Employees technically contribute 6 percent of their salary toward their retirement plan, but many employers in the late 1970s began agreeing to pay or "pick up" the contribution in lieu of a wage increase.

Ending that requirement for employers such as cities and counties would save them money, but it's not considered likely unions would agree to the change without some kind of wage or benefit boost in return.

"That is part of a collective bargaining agreement, so we'll have to go back to the drawing board," said Mary Botkin of the American Federation of State, County and Municipal Employees.

Such proposed pension changes could make it "challenging for the state to recruit and retain talented workers," she said.

Kulongoski is also proposing a two-year wage freeze for state employees and teachers as part of his plan for dealing with the state's budget shortfall.

Sen.
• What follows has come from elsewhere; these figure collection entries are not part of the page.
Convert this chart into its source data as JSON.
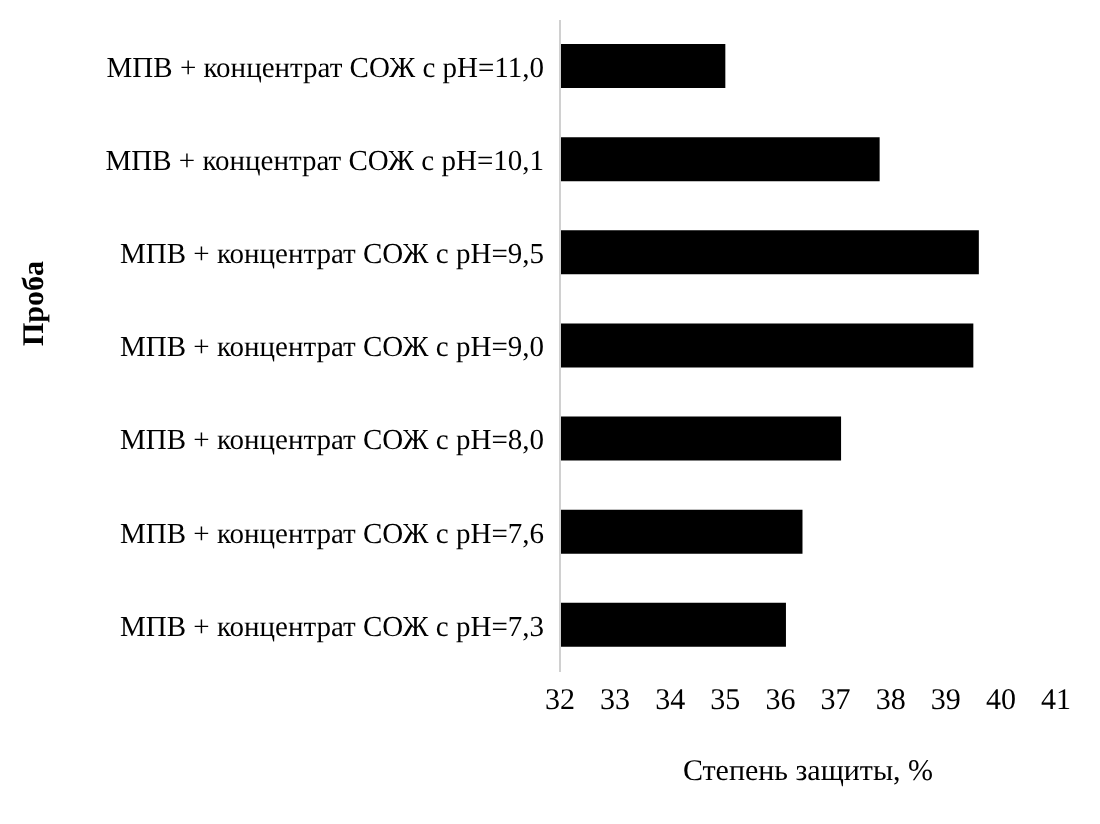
{
  "chart_data": {
    "type": "bar",
    "orientation": "horizontal",
    "xlabel": "Степень защиты, %",
    "ylabel": "Проба",
    "categories": [
      "МПВ + концентрат СОЖ с pH=11,0",
      "МПВ + концентрат СОЖ с pH=10,1",
      "МПВ + концентрат СОЖ с pH=9,5",
      "МПВ + концентрат СОЖ с pH=9,0",
      "МПВ + концентрат СОЖ с pH=8,0",
      "МПВ + концентрат СОЖ с pH=7,6",
      "МПВ + концентрат СОЖ с pH=7,3"
    ],
    "values": [
      35.0,
      37.8,
      39.6,
      39.5,
      37.1,
      36.4,
      36.1
    ],
    "color": "#000000",
    "xlim": [
      32,
      41
    ],
    "xticks": [
      32,
      33,
      34,
      35,
      36,
      37,
      38,
      39,
      40,
      41
    ],
    "grid": false
  }
}
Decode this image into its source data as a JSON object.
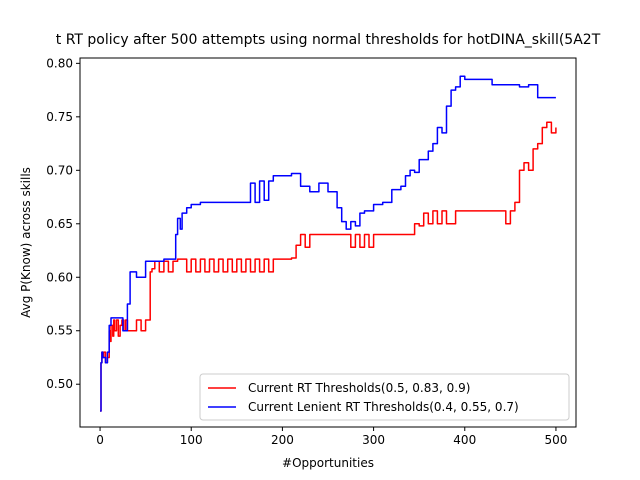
{
  "chart_data": {
    "type": "line",
    "title": "t RT policy after 500 attempts using normal thresholds for hotDINA_skill(5A2T",
    "xlabel": "#Opportunities",
    "ylabel": "Avg P(Know) across skills",
    "xlim": [
      -22,
      522
    ],
    "ylim": [
      0.46,
      0.805
    ],
    "xticks": [
      0,
      100,
      200,
      300,
      400,
      500
    ],
    "yticks": [
      0.5,
      0.55,
      0.6,
      0.65,
      0.7,
      0.75,
      0.8
    ],
    "xtick_labels": [
      "0",
      "100",
      "200",
      "300",
      "400",
      "500"
    ],
    "ytick_labels": [
      "0.50",
      "0.55",
      "0.60",
      "0.65",
      "0.70",
      "0.75",
      "0.80"
    ],
    "grid": false,
    "legend_position": "lower-right",
    "series": [
      {
        "name": "Current RT Thresholds(0.5, 0.83, 0.9)",
        "color": "#ff0000",
        "x": [
          0,
          1,
          2,
          3,
          4,
          6,
          8,
          10,
          11,
          12,
          14,
          15,
          16,
          18,
          20,
          22,
          24,
          26,
          28,
          30,
          35,
          40,
          45,
          50,
          55,
          57,
          60,
          65,
          70,
          75,
          80,
          85,
          90,
          95,
          100,
          105,
          110,
          115,
          120,
          125,
          130,
          135,
          140,
          145,
          150,
          155,
          160,
          165,
          170,
          175,
          180,
          185,
          190,
          200,
          210,
          215,
          220,
          225,
          230,
          240,
          250,
          260,
          270,
          275,
          280,
          285,
          290,
          295,
          300,
          310,
          320,
          330,
          340,
          345,
          350,
          355,
          360,
          365,
          370,
          375,
          380,
          390,
          400,
          410,
          420,
          430,
          440,
          445,
          450,
          455,
          460,
          465,
          470,
          475,
          480,
          485,
          490,
          495,
          500
        ],
        "y": [
          0.475,
          0.52,
          0.53,
          0.525,
          0.53,
          0.52,
          0.525,
          0.55,
          0.54,
          0.555,
          0.545,
          0.56,
          0.55,
          0.56,
          0.545,
          0.555,
          0.56,
          0.55,
          0.56,
          0.55,
          0.55,
          0.56,
          0.55,
          0.56,
          0.605,
          0.608,
          0.615,
          0.605,
          0.615,
          0.605,
          0.615,
          0.617,
          0.617,
          0.605,
          0.617,
          0.605,
          0.617,
          0.605,
          0.617,
          0.605,
          0.617,
          0.605,
          0.617,
          0.605,
          0.617,
          0.605,
          0.617,
          0.605,
          0.617,
          0.605,
          0.617,
          0.605,
          0.617,
          0.617,
          0.618,
          0.63,
          0.64,
          0.628,
          0.64,
          0.64,
          0.64,
          0.64,
          0.64,
          0.628,
          0.64,
          0.628,
          0.64,
          0.628,
          0.64,
          0.64,
          0.64,
          0.64,
          0.64,
          0.65,
          0.648,
          0.66,
          0.65,
          0.662,
          0.65,
          0.662,
          0.65,
          0.662,
          0.662,
          0.662,
          0.662,
          0.662,
          0.662,
          0.65,
          0.662,
          0.67,
          0.7,
          0.707,
          0.7,
          0.72,
          0.725,
          0.74,
          0.745,
          0.735,
          0.74
        ]
      },
      {
        "name": "Current Lenient RT Thresholds(0.4, 0.55, 0.7)",
        "color": "#0000ff",
        "x": [
          0,
          1,
          2,
          3,
          4,
          6,
          8,
          10,
          12,
          15,
          20,
          25,
          30,
          33,
          35,
          40,
          45,
          50,
          55,
          60,
          70,
          80,
          83,
          85,
          88,
          90,
          95,
          100,
          110,
          120,
          130,
          140,
          150,
          160,
          165,
          170,
          175,
          180,
          185,
          190,
          200,
          210,
          220,
          230,
          240,
          250,
          255,
          260,
          265,
          270,
          275,
          280,
          285,
          290,
          300,
          310,
          320,
          330,
          335,
          340,
          345,
          350,
          360,
          365,
          370,
          375,
          380,
          385,
          390,
          395,
          400,
          410,
          420,
          430,
          440,
          450,
          460,
          470,
          480,
          490,
          500
        ],
        "y": [
          0.475,
          0.52,
          0.53,
          0.525,
          0.525,
          0.52,
          0.53,
          0.555,
          0.562,
          0.562,
          0.562,
          0.55,
          0.575,
          0.605,
          0.605,
          0.6,
          0.6,
          0.615,
          0.615,
          0.615,
          0.617,
          0.617,
          0.64,
          0.655,
          0.645,
          0.66,
          0.665,
          0.668,
          0.67,
          0.67,
          0.67,
          0.67,
          0.67,
          0.67,
          0.688,
          0.67,
          0.69,
          0.672,
          0.69,
          0.695,
          0.695,
          0.697,
          0.685,
          0.68,
          0.688,
          0.68,
          0.68,
          0.665,
          0.652,
          0.645,
          0.652,
          0.648,
          0.66,
          0.662,
          0.668,
          0.67,
          0.682,
          0.685,
          0.695,
          0.7,
          0.698,
          0.71,
          0.718,
          0.725,
          0.74,
          0.735,
          0.76,
          0.775,
          0.778,
          0.788,
          0.785,
          0.785,
          0.785,
          0.78,
          0.78,
          0.78,
          0.778,
          0.78,
          0.768,
          0.768,
          0.768
        ]
      }
    ]
  }
}
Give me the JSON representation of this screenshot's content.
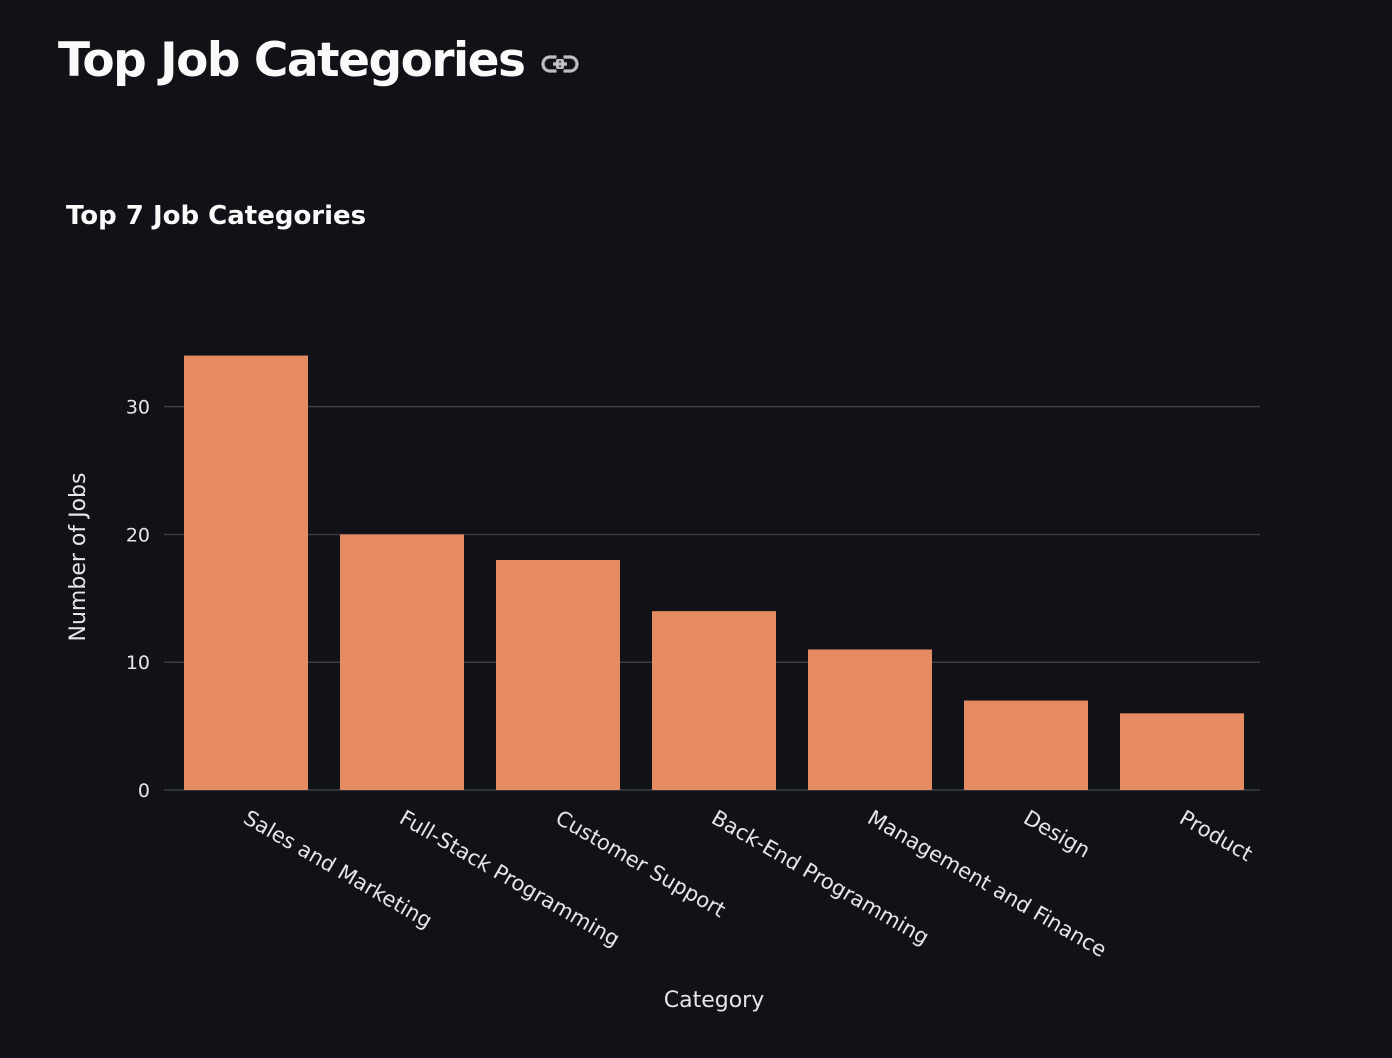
{
  "page": {
    "title": "Top Job Categories",
    "link_icon": "link-icon"
  },
  "chart_data": {
    "type": "bar",
    "title": "Top 7 Job Categories",
    "xlabel": "Category",
    "ylabel": "Number of Jobs",
    "categories": [
      "Sales and Marketing",
      "Full-Stack Programming",
      "Customer Support",
      "Back-End Programming",
      "Management and Finance",
      "Design",
      "Product"
    ],
    "values": [
      34,
      20,
      18,
      14,
      11,
      7,
      6
    ],
    "ylim": [
      0,
      36
    ],
    "yticks": [
      0,
      10,
      20,
      30
    ],
    "grid": true,
    "colors": {
      "bar": "#e68a61",
      "background": "#111217",
      "grid": "#3a3c45",
      "text": "#fafafa",
      "tick_text": "#e6e6e6"
    }
  }
}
Tony Corcoran, D-Cottage Grove, chairman of a panel that's likely to handle most PERS legislation, said proposals to freeze pay and health care premiums and then to also cut out employer PERS contributions could mean a $2,000 to $3,000 pay cut for 20,000 state employees.

"What we need is the stock market to recover," said Corcoran, head of the Senate General Government Committee.

Like most stock investments, those held by the PERS fund have dropped sharply the past two years while the pension system was required to pay employees 8 percent annual minimum returns on their accounts.

A bill to forbid the system from paying more than 8 percent returns was approved Thursday by the House PERS Committee and goes to the full House for action.

The PERS board paid as high as 20 percent returns during the stock boom of the 1990s, instead of putting earnings over 8 percent into reserve.

Actuaries estimated capping returns on employee accounts at 8 percent will save government employers about $100 million a year in pension costs.

Changing the mortality tables that date to 1978 also would save the pension system money.

Because people now are living four years longer on average, their guaranteed monthly pension payments have to continue longer than is budgeted for under the obsolete tables.

Kulongoski said he wants the change made as of Jan. 1, 2003.

He said he might accept creation of a new pension plan to give future employees a choice of a fixed benefit amount, based on years worked and salary, or one in which they would that put their contributions into something similar to a 401(k) plan.

The governor said it's up to lawmakers to work out details but that any changes must reduce the system's spiraling costs, eliminate uncertainties and be simple and understandable.

He said the Legislature never meant "to create a system that pays excessive benefits" in which some workers retire with pensions larger than their final salaries.

"This program is a series of unintended consequences," he said. "This is a complicated system that lends itself to gridlock. I will not accept gridlock. It is going to be resolved this (legislative) session."

Kulongoski, a former state attorney general and former state Supreme Court justice, added that a solution could very well end up in court.

"There's nothing I can do to avoid litigation," he said.